1. How much protein do you need? A general rule of thumb is 56 grams for the average man and 46 grams for the average woman. The USDA suggests multiplying your body weight by .37, or that you should be eating a minimum of .37 grams of protein per pound of body weight. You need to increase that if you’re athletic, wanting to lose weight or trying to put on extra muscle. I try to get 55-60 grams a day, and when I was cheering at LSU, my trainer wanted me to average 75-80 grams daily. There are online calculators you can find where you can enter your bodyweight, sex, activity level and age to get a good idea of what your goal should be. Spread your protein intake out over the course of the day, so your body can absorb it before trashing it. Directly after your workout is an especially key time to down about 20 grams of protein, to aid in muscle recovery. I’ll often gulp a protein shake as I’m getting ready for the day, after my morning workout.

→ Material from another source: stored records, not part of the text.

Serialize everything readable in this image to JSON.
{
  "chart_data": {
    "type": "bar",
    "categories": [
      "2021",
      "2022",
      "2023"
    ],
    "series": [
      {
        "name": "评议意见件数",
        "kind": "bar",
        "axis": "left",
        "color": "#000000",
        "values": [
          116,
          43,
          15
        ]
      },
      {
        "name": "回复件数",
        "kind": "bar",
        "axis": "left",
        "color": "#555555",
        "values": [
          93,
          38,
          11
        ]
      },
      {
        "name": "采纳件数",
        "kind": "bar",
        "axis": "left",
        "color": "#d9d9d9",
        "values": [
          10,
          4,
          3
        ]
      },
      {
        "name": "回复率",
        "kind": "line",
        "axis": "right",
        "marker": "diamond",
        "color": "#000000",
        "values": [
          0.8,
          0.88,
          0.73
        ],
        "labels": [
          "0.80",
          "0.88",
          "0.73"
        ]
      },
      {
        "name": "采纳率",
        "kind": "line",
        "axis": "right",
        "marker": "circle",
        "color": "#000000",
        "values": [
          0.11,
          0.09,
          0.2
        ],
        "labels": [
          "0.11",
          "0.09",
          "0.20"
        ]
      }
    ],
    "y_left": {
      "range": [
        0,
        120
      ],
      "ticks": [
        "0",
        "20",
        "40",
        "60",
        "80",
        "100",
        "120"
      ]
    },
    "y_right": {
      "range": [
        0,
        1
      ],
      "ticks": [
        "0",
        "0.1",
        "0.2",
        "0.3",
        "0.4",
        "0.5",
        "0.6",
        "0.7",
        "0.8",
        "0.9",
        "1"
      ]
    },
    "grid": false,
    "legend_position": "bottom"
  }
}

2. Foods that are great sources of lean protein include grilled chicken or fish, beans, nuts, eggs, Greek yogurt, hummus and milk. Chances are – to get the right amount of protein - you may also need to eat a protein bar or drink a protein shake. Make sure you check all the nutritional information on these products though. So many of them are now more of a dessert that a nutritional supplement. Yes, they may have 20 grams of protein and taste great, but that’s because they’re loaded with fats and sugars, which defeats your purpose. Find a protein bar or shake that’s low in calories, sugar and fat, but high in protein. Chances are you’ll have to read more than a few labels! I routinely shake my head when picking up “a healthy choice”, when it comes to protein bars at airports and even nutrition stores because of the high amounts of fats and sugars in so many of them. Unless you’re an elite level athlete working out enough to torch hundreds of calories daily, many of the options out there are more like candy bars that will torpedo your results.
3. Protein Powders: I use these almost daily. A few of my favorite ways to use protein powders:
- Traditional shakes
- Sorbet made by blending fresh fruit, powder and honey; then freezing the mixture
- Sprinkling protein powder lightly over a salad or veggies.